Hold Hands, by Sara Varon, (June 2019, First Second), $17.99, ISBN: 9781596435889
It’s a day in the life of a preschooler in this adorable graphic novel by award-winning graphic novelist Sara Varon. Her adorable animal characters all hold hands: camels hold hands with giraffes, the sun and the moon share a hand-to-hand clasp as they pass in the sky, cats and dogs walk hand-in-hand, even the title page of the book sports colorful letters with sweet, smiling faces, holding onto one another. The whole day is seen as a series of hand-holding moments: a little bear holds hands with his mother, father, and brother during morning routines and on the way to daycare; holds hands with teachers and friends during the school day; during playdates; on the way home, and during bedtime stories and nighttime routines. The rhyming text is short and sweet, assuring readers that every time is a good time to hold hands: “Hold hands when the day is new, when you need a pal, or when one needs you”; “Hold hands with your buddy when you’re on the go, especially if your teacher tells you so”. The illustrations are colorful, boldly outlined, and loaded with sweet details, like a father wearing bunny slippers, or a heart charm hanging off a mom’s rear view mirror. Sara Varon emphasizes the power of connection by creating little starbursts around each hand-holding relationship.

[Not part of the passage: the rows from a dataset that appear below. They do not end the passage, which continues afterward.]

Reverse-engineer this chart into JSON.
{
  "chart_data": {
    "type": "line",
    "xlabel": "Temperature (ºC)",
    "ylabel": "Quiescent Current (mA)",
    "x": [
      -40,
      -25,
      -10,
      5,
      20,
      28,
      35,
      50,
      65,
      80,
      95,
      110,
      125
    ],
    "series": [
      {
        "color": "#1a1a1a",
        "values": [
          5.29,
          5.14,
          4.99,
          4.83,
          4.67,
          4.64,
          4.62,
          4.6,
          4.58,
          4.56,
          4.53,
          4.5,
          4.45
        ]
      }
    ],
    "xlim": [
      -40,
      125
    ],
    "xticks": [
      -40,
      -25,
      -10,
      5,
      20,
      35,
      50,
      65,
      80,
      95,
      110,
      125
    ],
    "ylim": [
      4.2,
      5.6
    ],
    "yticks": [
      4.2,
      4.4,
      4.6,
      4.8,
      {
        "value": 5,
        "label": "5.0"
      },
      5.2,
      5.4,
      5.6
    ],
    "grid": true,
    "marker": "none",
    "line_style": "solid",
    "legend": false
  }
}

Hold Hands is perfect for kids in daycare and preschool, and it’s an adorable testament to the power of physical contact. A must-have.
Recommended for ages 2-5
My Two Hands/My Two Feet is two stories in one, each story celebrating the many things that hands and feet can do over the course of a day. On one side, we have hands: stretching, washing, making a cup for water, holding onto someone, and folding together at bedtime. Flip the book over and discover what feet can do: wiggle, dance, stomp, twirl, and lie still at bedtime. The stories meet in the middle, with the two narrators asleep side by side. The endpapers clue readers in as to which body parts they will read about first, with overlapping hands decorating one side and overlapping feet, the other. The stories are told in rhyme and illustrated in airbrushed acrylics, with bright colors and full-bleed images on each page. The illustrations are flat, and the characters are semi-realistic looking, with large heads and small, black shiny dots for eyes. The only texture in the images comes by way of the characters’ knitted sweaters, which appear to be collage.

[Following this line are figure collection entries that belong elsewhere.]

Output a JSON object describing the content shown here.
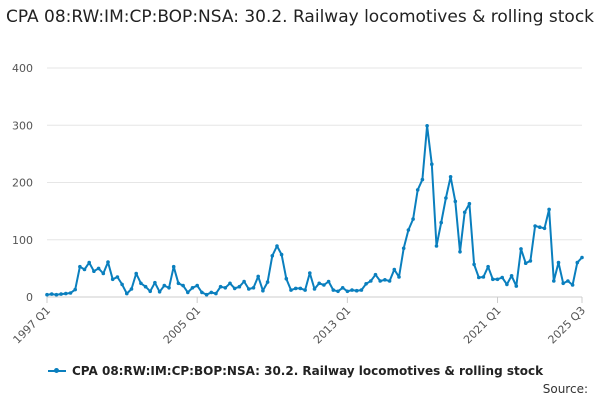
{
  "chart_data": {
    "type": "line",
    "title": "CPA 08:RW:IM:CP:BOP:NSA: 30.2. Railway locomotives & rolling stock",
    "xlabel": "",
    "ylabel": "",
    "ylim": [
      0,
      400
    ],
    "yticks": [
      0,
      100,
      200,
      300,
      400
    ],
    "x_tick_labels": [
      {
        "index": 0,
        "label": "1997 Q1"
      },
      {
        "index": 32,
        "label": "2005 Q1"
      },
      {
        "index": 64,
        "label": "2013 Q1"
      },
      {
        "index": 96,
        "label": "2021 Q1"
      },
      {
        "index": 114,
        "label": "2025 Q3"
      }
    ],
    "series": [
      {
        "name": "CPA 08:RW:IM:CP:BOP:NSA: 30.2. Railway locomotives & rolling stock",
        "color": "#0a7fbe",
        "values": [
          4,
          5,
          4,
          5,
          6,
          7,
          13,
          53,
          48,
          60,
          45,
          50,
          41,
          61,
          31,
          35,
          22,
          6,
          14,
          41,
          24,
          18,
          10,
          25,
          9,
          20,
          16,
          53,
          24,
          20,
          8,
          16,
          20,
          8,
          4,
          8,
          6,
          18,
          16,
          24,
          15,
          18,
          27,
          14,
          16,
          36,
          11,
          26,
          72,
          89,
          74,
          32,
          12,
          15,
          15,
          12,
          42,
          14,
          24,
          21,
          27,
          12,
          10,
          16,
          10,
          12,
          11,
          12,
          23,
          28,
          39,
          28,
          30,
          28,
          48,
          35,
          85,
          117,
          136,
          187,
          205,
          299,
          232,
          89,
          130,
          173,
          210,
          167,
          79,
          148,
          163,
          57,
          34,
          35,
          53,
          31,
          31,
          34,
          22,
          37,
          19,
          84,
          59,
          63,
          124,
          122,
          120,
          153,
          28,
          60,
          24,
          28,
          21,
          60,
          69
        ]
      }
    ]
  },
  "legend": {
    "label": "CPA 08:RW:IM:CP:BOP:NSA: 30.2. Railway locomotives & rolling stock"
  },
  "footer": {
    "source": "Source:"
  }
}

The story, told in rhyme, uses simple language that younger readers will understand and enjoy. The font is a simple yet decorative font, alternating in black and white to stand out on the brightly colored backgrounds.
This is a great opportunity for an interactive read-aloud. Children can be invited to pantomime the movements mentioned in the book, like wiggling their toes and stretching their hands. This would also allow for a fun, movement-based storytime: get the children up and dancing, play Ring Around the Rosie, maybe even a game of Simon Says. Younger attendees can play “Head, Shoulders Knees and Toes”.
The author’s website links to information about Mr. Walton, including school visits and a biography; he also links to free book resources online for parents, writers, and educators.